A: We did freelance work only “in the middle” of the journey, which was a good thing because at the beginning you still have money and you think you have this beautiful business that everyone will know about tomorrow… the day after tomorrow you realize this is not the case.
While we started making money from day one, cash flow can be extremely challenging for entrepreneurs. For small companies, having a corporate client that pays 90 days later can be very painful. It doesn’t matter how much you are short on cash, the last $1000 can kill you. Whether you borrow money or take a loan, it takes a lot of time to plan and manage cash flow because it’s very risky.
Right now we’re at quite a dangerous point of growth for Clubvivre. We are experiencing a significant growth curve.
Q: Where do you see Clubvivre in 5 years' time?
A: There are two ways to look at it: whenever you start a company you must be comfortable with the idea that hypothetically you’ll be working on it for a lifetime. In this case we’d want Clubvivre to be a global company in major cities because we believe private dining will be very big in the global metropolises of the world.
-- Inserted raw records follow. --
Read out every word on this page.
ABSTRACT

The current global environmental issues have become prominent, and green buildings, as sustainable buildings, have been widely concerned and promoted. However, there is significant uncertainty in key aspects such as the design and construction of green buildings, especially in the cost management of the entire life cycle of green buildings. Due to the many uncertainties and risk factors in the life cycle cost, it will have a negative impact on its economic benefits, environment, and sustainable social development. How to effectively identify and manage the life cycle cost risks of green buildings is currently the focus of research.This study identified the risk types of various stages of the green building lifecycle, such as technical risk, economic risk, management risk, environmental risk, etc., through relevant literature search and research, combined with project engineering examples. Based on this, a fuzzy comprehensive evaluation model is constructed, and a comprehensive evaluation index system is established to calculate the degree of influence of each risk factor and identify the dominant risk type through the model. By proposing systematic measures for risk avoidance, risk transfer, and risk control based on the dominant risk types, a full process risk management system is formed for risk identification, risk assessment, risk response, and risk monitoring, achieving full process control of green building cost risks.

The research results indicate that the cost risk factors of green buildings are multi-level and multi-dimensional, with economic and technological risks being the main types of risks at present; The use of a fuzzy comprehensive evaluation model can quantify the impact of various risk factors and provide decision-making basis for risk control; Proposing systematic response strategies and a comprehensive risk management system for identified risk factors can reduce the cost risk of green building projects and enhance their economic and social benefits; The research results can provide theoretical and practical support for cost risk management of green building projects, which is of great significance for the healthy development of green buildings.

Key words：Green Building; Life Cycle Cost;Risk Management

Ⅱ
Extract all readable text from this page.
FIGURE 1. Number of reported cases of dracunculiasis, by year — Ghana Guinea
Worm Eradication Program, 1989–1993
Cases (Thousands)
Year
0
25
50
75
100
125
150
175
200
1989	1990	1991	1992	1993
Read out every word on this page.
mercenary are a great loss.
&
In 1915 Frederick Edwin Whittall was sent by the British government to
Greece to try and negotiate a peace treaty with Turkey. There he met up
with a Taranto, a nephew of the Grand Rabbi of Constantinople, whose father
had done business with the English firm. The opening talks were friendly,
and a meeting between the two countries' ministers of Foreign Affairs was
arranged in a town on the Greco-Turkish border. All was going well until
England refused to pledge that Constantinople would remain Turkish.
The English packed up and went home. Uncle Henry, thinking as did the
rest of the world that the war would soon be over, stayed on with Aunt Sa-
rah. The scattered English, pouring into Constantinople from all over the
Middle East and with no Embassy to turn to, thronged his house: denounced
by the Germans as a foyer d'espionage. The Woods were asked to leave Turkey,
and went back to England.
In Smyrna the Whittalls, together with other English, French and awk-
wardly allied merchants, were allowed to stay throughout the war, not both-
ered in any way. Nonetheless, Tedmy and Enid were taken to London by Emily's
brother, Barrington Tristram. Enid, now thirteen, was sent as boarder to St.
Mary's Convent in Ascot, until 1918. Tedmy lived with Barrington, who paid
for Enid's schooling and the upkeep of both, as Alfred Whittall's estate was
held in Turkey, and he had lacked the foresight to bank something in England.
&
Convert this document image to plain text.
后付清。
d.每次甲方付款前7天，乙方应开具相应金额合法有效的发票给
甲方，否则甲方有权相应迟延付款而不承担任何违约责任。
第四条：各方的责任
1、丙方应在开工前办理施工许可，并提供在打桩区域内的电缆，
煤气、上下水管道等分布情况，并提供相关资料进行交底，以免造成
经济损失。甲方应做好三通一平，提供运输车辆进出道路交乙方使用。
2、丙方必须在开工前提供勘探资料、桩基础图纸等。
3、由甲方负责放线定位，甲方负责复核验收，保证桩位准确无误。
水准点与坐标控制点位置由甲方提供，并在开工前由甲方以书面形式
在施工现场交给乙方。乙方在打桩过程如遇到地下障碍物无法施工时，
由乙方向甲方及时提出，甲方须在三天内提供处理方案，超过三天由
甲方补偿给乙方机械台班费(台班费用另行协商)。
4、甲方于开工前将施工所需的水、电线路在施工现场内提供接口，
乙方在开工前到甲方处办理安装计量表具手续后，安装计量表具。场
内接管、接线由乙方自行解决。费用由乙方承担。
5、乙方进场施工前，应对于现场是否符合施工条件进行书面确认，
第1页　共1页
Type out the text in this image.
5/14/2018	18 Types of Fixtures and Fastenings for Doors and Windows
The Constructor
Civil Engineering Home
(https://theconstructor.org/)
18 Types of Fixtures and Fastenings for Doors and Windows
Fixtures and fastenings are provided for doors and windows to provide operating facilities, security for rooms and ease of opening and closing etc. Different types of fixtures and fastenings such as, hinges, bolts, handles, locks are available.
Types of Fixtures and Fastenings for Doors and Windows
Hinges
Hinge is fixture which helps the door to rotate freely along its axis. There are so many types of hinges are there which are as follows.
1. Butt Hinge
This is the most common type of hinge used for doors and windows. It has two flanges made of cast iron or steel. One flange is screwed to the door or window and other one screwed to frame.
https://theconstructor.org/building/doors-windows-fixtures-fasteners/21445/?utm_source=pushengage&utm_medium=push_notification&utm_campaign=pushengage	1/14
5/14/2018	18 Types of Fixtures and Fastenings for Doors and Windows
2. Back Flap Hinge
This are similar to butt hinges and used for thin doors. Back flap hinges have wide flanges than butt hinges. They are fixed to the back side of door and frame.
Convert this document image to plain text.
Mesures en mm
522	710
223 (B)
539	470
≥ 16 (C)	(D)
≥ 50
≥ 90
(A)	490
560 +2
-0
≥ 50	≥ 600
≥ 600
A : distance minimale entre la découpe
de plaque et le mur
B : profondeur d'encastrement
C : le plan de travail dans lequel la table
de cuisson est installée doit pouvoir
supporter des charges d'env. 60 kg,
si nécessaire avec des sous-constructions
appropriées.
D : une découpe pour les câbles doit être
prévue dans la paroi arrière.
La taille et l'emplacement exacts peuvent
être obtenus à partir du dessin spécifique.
The other scenario is that we become a venture-backed company and look for an exit / sell in the next 5 years, if we can find the right people to take over it – which is a big ‘if’ because it needs to be worth it, and maybe we won’t want anyone to have it!
But if we do sell the business, I’d probably venture out into developing art and creative clusters to support a bigger purpose. This has always been a big passion of mine and something I would like to explore further.
I’d like to be a mother of a big family too – one of our goals is to travel the world with our kids before our eldest turns 9.
Q: What are the best career lessons you’ve had?
1. You cannot outsource thinking jobs. While you can hire an expert for certain jobs, I learnt the hard way that no one will lose sleep over your ideas. If you outsource a thinking, problem-solving type of task and it comes back to you full of gaps, you will just need to put in the passion for improving it regardless of your skill in the respective topic.
2. Patience, because things take time. Rome wasn’t built in a day. I often want things to be done much faster and it doesn’t happen especially if it involves anyone apart from Andries and me – sadly (kidding!) you can’t enslave people J
3. Perseverance. Our generation has so much pressure from social networks to lead a perfect life – or at least have people believe they lead a perfect life – it’s how you ignore the ‘what-ifs’ and keep going at what you believe in, that will make the difference in the long-run.
Q: What does success mean to you and do you think you’ve achieved success?
A: I think success is to have freedom – freedom to do what you like, to be able to treat your families and friends in a way you want them to be treated whether it’s time, money, or emotionally, and to believe in what you want. People will always have something to say about what you should do, think – and worse – believe in, so success to me is to have freedom and confidence in your chosen path.